Consternation over Amazon’s profit margins abounds as it rolls out the Kindle Fire--a $199 tablet that most likely means losses at first--but the company is taking a long-term view. In Amazon’s world, the device cost is almost irrelevant to the lifetime value of a Kindle customer.
Wall Street is disappointed about Amazon's third-quarter earnings, which fell short on many counts. Amazon’s third-quarter earnings were hurt by spending on fulfillment centers and Amazon Web Services. In fact, most of Amazon’s profit miss can be attributed to those investments. For good measure, Amazon followed up and said its fourth quarter would be messy due to the launch of the Kindle Fire, which is basically subsidized by the company. Amazon is making millions more Kindle Fire devices due to demand.

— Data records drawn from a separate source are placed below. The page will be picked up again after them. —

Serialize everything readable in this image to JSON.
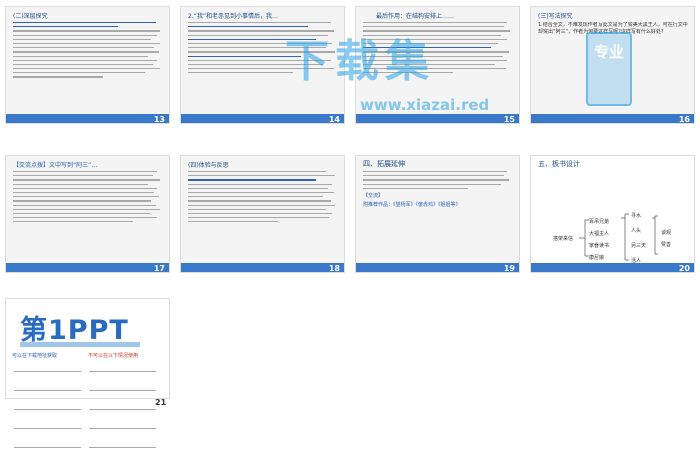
{
  "slides": [
    {
      "num": "13",
      "title": "(二)深层探究"
    },
    {
      "num": "14",
      "title": "2.“我”和老赤见到小事情后，我…"
    },
    {
      "num": "15",
      "title": "最后作用：在结构安排上……"
    },
    {
      "num": "16",
      "title": "(三)写法探究"
    },
    {
      "num": "17",
      "title": "【交流点拨】文中写到“阿三”…"
    },
    {
      "num": "18",
      "title": "(四)体验与反思"
    },
    {
      "num": "19",
      "title": "四、拓展延伸"
    },
    {
      "num": "20",
      "title": "五、板书设计"
    },
    {
      "num": "21",
      "title": ""
    }
  ],
  "slide16_text": "1.结合全文，不难发现作者写此文是为了赞美大黑王人，可在行文中却突出“阿三”，作者为何要这样写呢?这样写有什么好处?",
  "slide19_note": "【交流】",
  "slide19_ref": "附推荐作品：《望杨军》《傻赤鸡》《姐姐等》",
  "board": {
    "center": "搭架来信",
    "left": [
      "百吊兄弟",
      "大福主人",
      "家眷读书",
      "康尼娘"
    ],
    "right1": [
      "寻水",
      "人头",
      "另三天",
      "活人"
    ],
    "right2": [
      "谈观",
      "赞善"
    ]
  },
  "logo_text": "第1PPT",
  "logo_caption_a": "可以在下载地址获取",
  "logo_caption_b": "不可以在以下情况使用",
  "watermark": {
    "big": "下载集",
    "url": "www.xiazai.red",
    "badge": "专业"
  }
}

The big question is whether the profit hit is worth it?
Amazon CFO Tom Szkutak, speaking on Amazon’s earnings conference call, shed light on how the company thinks. It’s all about the lifetime value of the customer. Kindle Fire buyers will become Amazon Prime subscribers. These Kindle owners will buy more e-books, music and physical goods. Szkutak said:
When you think about the economics of the Kindle business, we think about it in totality. We think of the lifetime value of those devices. So we’re not just thinking about the economics of the device and the accessories; we’re thinking about the content. We are selling quite a bit of special offers devices, which includes ads, so we’re thinking about the advertisement and those special offers and those lifetime values.
Szkutak wasn’t going to cough up details about that lifetime value, but he added:
You know, we have learned a lot over the past couple of years about — since launching Kindle. Once a customer has purchased a device, obviously what else do they buy, and with the launch more recently of special offers and ad-based Kindles, we certainly have some data. We’re still learning, but have some data there that we didn’t have prior to launch. And so, what we’re seeing certainly is that once customers purchase a Kindle and are carrying around this really massive selection at their fingertips, they’re buying more content.
As we think about the lifetime value, we’re thinking very specifically about the device itself, how to make sure that we get just the absolute device in customers — the absolute best device in customers’ hands and have the absolute best content on those devices. And we look at the total economics, which include the device, the accessories, the content, as well as any — the ad-based revenue and special offers. So those are the things that we’re looking at as we think about the lifetime value of a device, and we like what we see.
In other words, the Kindle Fire launch does translate into a short-term profit hit, but Amazon is confident that the model behind $199 tablet will pay off over time.